Glass Discussion & Research. NO IDENTIFICATION REQUESTS here please. > Far East (excluding China)
List of Japanese glass makers
ahremck:
For those who might be interested there is 'Japanese Glass' Facebook group that I created because I realised several of my Murano items probably were not and they were not Czech either. We have athree excellent people who are very serious Japanese collectors.
Ross
kwqd:
--- Quote from: chasdevlin on April 19, 2020, 08:37:15 AM ---I've become interested in it after coming to realise how many pieces I've had have been Japanese. The lack of information can be frustrating. I've been relying on the same kind of links that are above in order to find out more, but it would be great to have more resources.
I do wonder how much interest there is in their art glass within Japan. There must be collectors I would have thought. Has anyone come across any Japanese blogs or anything like that dedicated to their glass?
--- End quote ---
There does not currently seem to be much interest in acquiring or documenting Japanese art glass, except from a very small number of serious collectors around the world, possibly due to the lack of information about this glass. Most collectors just seem to want to be able to differentiate Japanese glass from other glass, so they don't mistakenly buy it. Prices are all over the place and often wildly inflated, especially for production Iwata and Kamei glass and some other production glass (Kamei has become a generic term for anything suspected to be Japanese). I've never seen any of this inflated production Japanese art glass sell for the prices being asked. Not sure if someone is trying to drive the price up on this stuff or if this is also due to the lack of information about this glass. I've bought directly from Japan, for pretty reasonable prices, if you don't count the shipping costs. At least the Japanese understand the difference between artist pieces and production glass.
None of the serious collectors that I have interacted with have any good sources for information about Japanese art glass and, at best, are attempting to put bits and pieces of information together, as I have been trying to do. I do know one collector who has been to Japan in recent years and visited some of the extant glass houses and gained some information about those makers' history and has freely shared that information.

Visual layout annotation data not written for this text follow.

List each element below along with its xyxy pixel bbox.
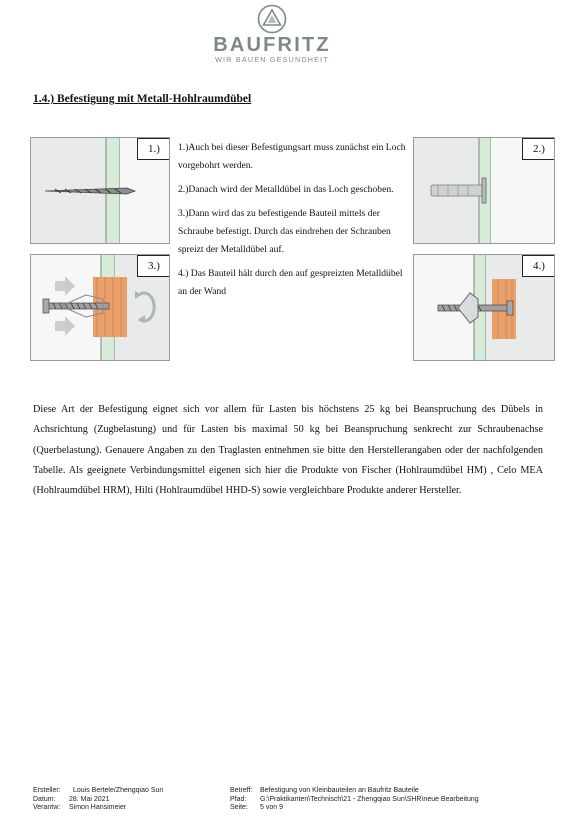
footer-verantw-label: Verantw: [33, 804, 61, 812]
footer-datum: 28. Mai 2021 [69, 795, 110, 803]
brand-name: BAUFRITZ [213, 34, 331, 56]
step-label-3: 3.) [137, 255, 170, 277]
step-text-3: 3.)Dann wird das zu befestigende Bauteil mittels der Schraube befestigt. Durch das eindrehen der Schrauben spreizt der Metalldübel auf. [178, 208, 391, 255]
footer-betreff: Befestigung von Kleinbauteilen an Baufritz Bauteile [260, 787, 419, 794]
illustration-step-2 [413, 137, 555, 244]
footer-ersteller-label: Ersteller: [33, 787, 61, 794]
step-descriptions [178, 139, 410, 307]
footer-verantw: Simon Hansimeier [69, 804, 127, 812]
footer-seite: 5 von 9 [260, 804, 283, 812]
step-text-4: 4.) Das Bauteil hält durch den auf gespreizten Metalldübel an der Wand [178, 268, 403, 297]
illustration-step-3 [30, 254, 170, 361]
baufritz-logo [205, 4, 339, 74]
section-heading: 1.4.) Befestigung mit Metall-Hohlraumdübel [33, 93, 252, 105]
body-paragraph: Diese Art der Befestigung eignet sich vor allem für Lasten bis höchstens 25 kg bei Beanspruchung des Dübels in Achsrichtung (Zugbelastung) und für Lasten bis maximal 50 kg bei Beanspruchung senkrecht zur Schraubenachse (Querbelastung). Genauere Angaben zu den Traglasten entnehmen sie bitte den Herstellerangaben oder der nachfolgenden Tabelle. Als geeignete Verbindungsmittel eigenen sich hier die Produkte von Fischer (Hohlraumdübel HM) , Celo MEA (Hohlraumdübel HRM), Hilti (Hohlraumdübel HHD-S) sowie vergleichbare Produkte anderer Hersteller. [33, 404, 543, 497]
illustration-step-1 [30, 137, 170, 244]
step-label-4: 4.) [522, 255, 555, 277]
footer-ersteller: Louis Bertele/Zhengqiao Sun [73, 787, 164, 794]
footer-pfad-label: Pfad: [230, 795, 247, 803]
triangle-logo-icon [257, 4, 287, 34]
footer-datum-label: Datum: [33, 795, 56, 803]
step-label-2: 2.) [522, 138, 555, 160]
step-text-1: 1.)Auch bei dieser Befestigungsart muss zunächst ein Loch vorgebohrt werden. [178, 142, 406, 171]
footer-seite-label: Seite: [230, 804, 248, 812]
footer-pfad: G:\Praktikanten\Technisch\21 - Zhengqiao Sun\SHR\neue Bearbeitung [260, 795, 479, 803]
step-text-2: 2.)Danach wird der Metalldübel in das Loch geschoben. [178, 184, 394, 195]
footer-betreff-label: Betreff: [230, 787, 253, 794]
step-label-1: 1.) [137, 138, 170, 160]
brand-tagline: WIR BAUEN GESUNDHEIT [215, 55, 329, 64]
illustration-step-4 [413, 254, 555, 361]
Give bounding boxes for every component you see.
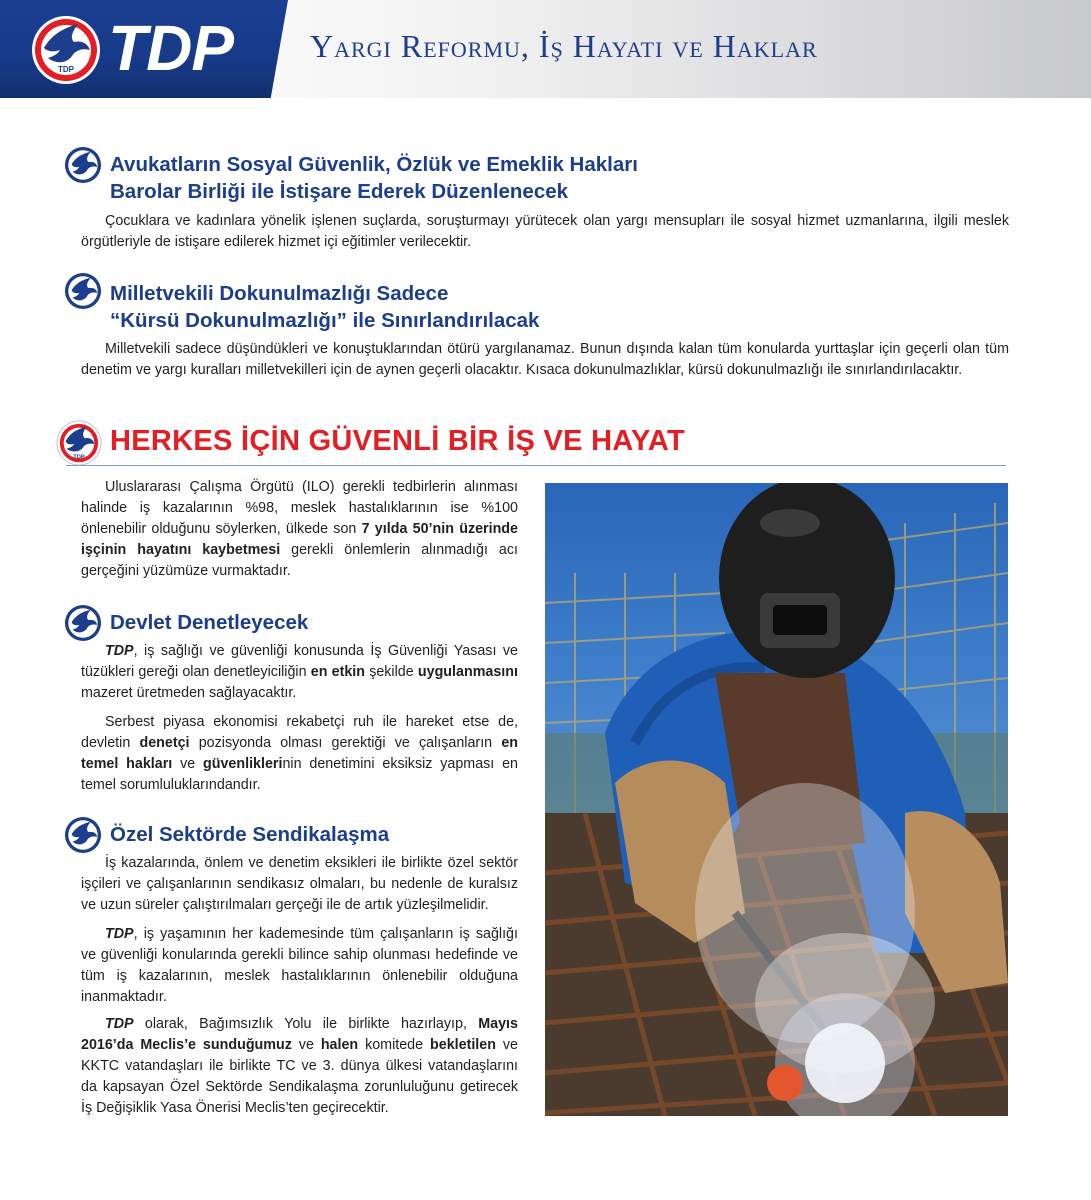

This general lack of information is probably due to cultural factors and the lack of interest in this glass by collectors while it was being produced and as many of the Japanese glass houses went out of business in the 1980s and 1990s and others transitioned into producing other products in order to survive. Japanese culture discouraged seeking recognition as an individual, instead to defer to the group or organization, so information about individual artists who worked for the major glass houses is scant. Japanese tastes have apparently changed since glass houses were producing art glass pre-2000 and, as far as I can tell, there is not much interest in this glass in Japan. The major interest there that I see is to cater to the export market. I have not seen that those exporting this glass from Japan, in general, have any more information about this glass than those outside of Japan do. Time is probably running out to document information about pre-2000 Japanese art glass as the people who worked in this industry die, since no other information seems to have survived. I do not know of any concerted effort in Japan to gather or preserve this information. I have made an effort to find sources in Japan with no success.
Sorry if this is rambling, I just got up for a bit and made the mistake of checking my email. Going back to bed!
kwqd:
Awake, now, and had one cup of coffee. My post was in the spirit of this thread and aimed at the glass houses which were active in Japan pre-2000, not the Japanese studio art glass movement or artists. I have not put much effort into looking at the studio art glass movement in Japan or into learning about Japanese studio glass artists. It was interesting to note that there are some ties between the studio art glass movement in Japan and Illinois State University, which I attended. I never met Joel Phillip Meyers, though he taught at ISU while I was attending there, but I have since met some of his students. I did not become interested in art glass until a few years later.